Depuis plusieurs semaines, une réalité interpelle les observateurs du football algérien : Mohamed Amoura traverse une période de disette offensive inhabituelle.
L’attaquant reste muet lors de ses six dernières apparitions avec la sélection nationale, mais également lors de ses six dernières rencontres avec Wolfsburg. Plus inquiétant encore, il n’a inscrit que deux buts en dix-huit matchs depuis le début de l’année 2026.
Pour certains, cette baisse de rendement pourrait sembler conjoncturelle. Pourtant, en analysant le parcours récent du joueur, un schéma récurrent apparaît : Amoura peine à maintenir son efficacité lors de la seconde partie de saison.

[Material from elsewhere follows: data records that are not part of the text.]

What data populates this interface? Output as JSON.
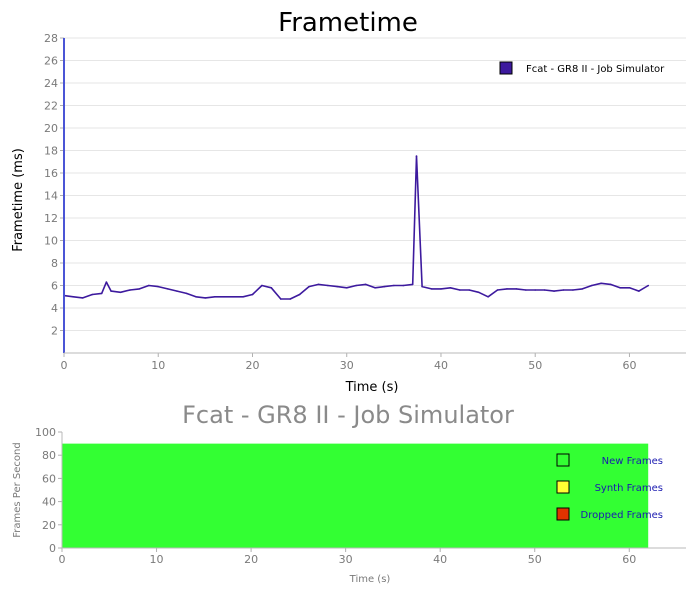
{
  "chart_data": [
    {
      "type": "line",
      "title": "Frametime",
      "xlabel": "Time (s)",
      "ylabel": "Frametime (ms)",
      "xlim": [
        0,
        66
      ],
      "ylim": [
        0,
        28
      ],
      "xticks": [
        0,
        10,
        20,
        30,
        40,
        50,
        60
      ],
      "yticks": [
        2,
        4,
        6,
        8,
        10,
        12,
        14,
        16,
        18,
        20,
        22,
        24,
        26,
        28
      ],
      "grid": true,
      "legend_position": "top-right",
      "series": [
        {
          "name": "Fcat - GR8 II - Job Simulator",
          "color": "#3d1a9e",
          "x": [
            0,
            1,
            2,
            3,
            4,
            4.5,
            5,
            6,
            7,
            8,
            9,
            10,
            11,
            12,
            13,
            14,
            15,
            16,
            17,
            18,
            19,
            20,
            21,
            22,
            23,
            24,
            25,
            26,
            27,
            28,
            29,
            30,
            31,
            32,
            33,
            34,
            35,
            36,
            37,
            37.4,
            38,
            39,
            40,
            41,
            42,
            43,
            44,
            45,
            46,
            47,
            48,
            49,
            50,
            51,
            52,
            53,
            54,
            55,
            56,
            57,
            58,
            59,
            60,
            61,
            62
          ],
          "values": [
            5.1,
            5.0,
            4.9,
            5.2,
            5.3,
            6.3,
            5.5,
            5.4,
            5.6,
            5.7,
            6.0,
            5.9,
            5.7,
            5.5,
            5.3,
            5.0,
            4.9,
            5.0,
            5.0,
            5.0,
            5.0,
            5.2,
            6.0,
            5.8,
            4.8,
            4.8,
            5.2,
            5.9,
            6.1,
            6.0,
            5.9,
            5.8,
            6.0,
            6.1,
            5.8,
            5.9,
            6.0,
            6.0,
            6.1,
            17.5,
            5.9,
            5.7,
            5.7,
            5.8,
            5.6,
            5.6,
            5.4,
            5.0,
            5.6,
            5.7,
            5.7,
            5.6,
            5.6,
            5.6,
            5.5,
            5.6,
            5.6,
            5.7,
            6.0,
            6.2,
            6.1,
            5.8,
            5.8,
            5.5,
            6.0
          ]
        }
      ]
    },
    {
      "type": "area",
      "title": "Fcat - GR8 II - Job Simulator",
      "xlabel": "Time (s)",
      "ylabel": "Frames Per Second",
      "xlim": [
        0,
        66
      ],
      "ylim": [
        0,
        100
      ],
      "xticks": [
        0,
        10,
        20,
        30,
        40,
        50,
        60
      ],
      "yticks": [
        0,
        20,
        40,
        60,
        80,
        100
      ],
      "grid": false,
      "legend_position": "right",
      "series": [
        {
          "name": "New Frames",
          "color": "#33ff33",
          "x": [
            0,
            62
          ],
          "values": [
            90,
            90
          ]
        },
        {
          "name": "Synth Frames",
          "color": "#ffff33",
          "x": [
            0,
            62
          ],
          "values": [
            0,
            0
          ]
        },
        {
          "name": "Dropped Frames",
          "color": "#e03300",
          "x": [
            0,
            62
          ],
          "values": [
            0,
            0
          ]
        }
      ]
    }
  ]
}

La saison dernière en est un parfait exemple. L’attaquant algérien avait réalisé une première moitié de championnat très prometteuse avec huit buts inscrits. Mais dès le mois de janvier, son rendement a chuté drastiquement, avec seulement deux réalisations et une série de huit matchs sans marquer en Bundesliga, dont la majorité disputée comme titulaire avec des matchs complets.
Le constat est similaire lors de son passage à l’Union Saint-Gilloise. Avant la trêve hivernale, Amoura affichait un total impressionnant de 13 buts. Mais après décembre, il n’a ajouté que quatre réalisations à son compteur, confirmant une baisse de régime déjà perceptible.
Cette régression pose question et mérite une analyse approfondie. Plusieurs hypothèses peuvent être avancées. On en cite certaines : Une dimension physique : Amoura dépense énormément d’énergie sur le terrain. Son style de jeu, basé sur des courses répétées et un pressing constant, pourrait entraîner une fatigue accumulée au fil de la saison, affectant sa lucidité devant le but.
Une gestion de l’effort perfectible : À force de multiplier les appels et les déplacements parfois peu rentables, l’attaquant pourrait s’épuiser inutilement, compromettant son efficacité dans les moments décisifs.
Un aspect psychologique : La perte de confiance est souvent progressive chez les attaquants. Quelques matchs sans marquer suffisent parfois à installer le doute, qui devient ensuite difficile à dissiper.
D’autres facteurs externes : adaptation tactique, pression médiatique, exigences du haut niveau… autant d’éléments qui peuvent influencer les performances.
Un enjeu majeur à l’approche du Mondial
À deux mois et demi seulement de la prochaine Coupe du monde, la situation d’Amoura devient un sujet central. Mais au lieu de céder aux critiques hâtives ou aux jugements sévères, il est essentiel d’adopter une approche constructive.
L’attaquant algérien reste un élément clé de l’équipe nationale. Avec Amine Gouiri, il constitue l’une des options offensives les plus crédibles, notamment grâce à son activité, sa capacité à presser haut et à récupérer des ballons dans les zones avancées.
Dans un contexte où les alternatives au plus haut niveau européen restent limitées, son rôle demeure incontournable.
Aujourd’hui plus que jamais, Amoura a besoin de soutien moral. La période qu’il traverse est typique des attaquants, et une simple étincelle peut tout changer. Deux ou trois buts pourraient suffire à relancer la machine, libérer son jeu et lui permettre de finir la saison en force.
Les supporters algériens l’ont déjà vu briller, notamment lors des phases de qualification. Ils savent de quoi il est capable.
La vraie question est donc la suivante : cette baisse de régime n’est-elle qu’un passage à vide avant un retour en force ?
Une chose est sûre : le talent d’Amoura n’a pas disparu. Reste à savoir quand il se réveillera… et si ce sera au meilleur moment.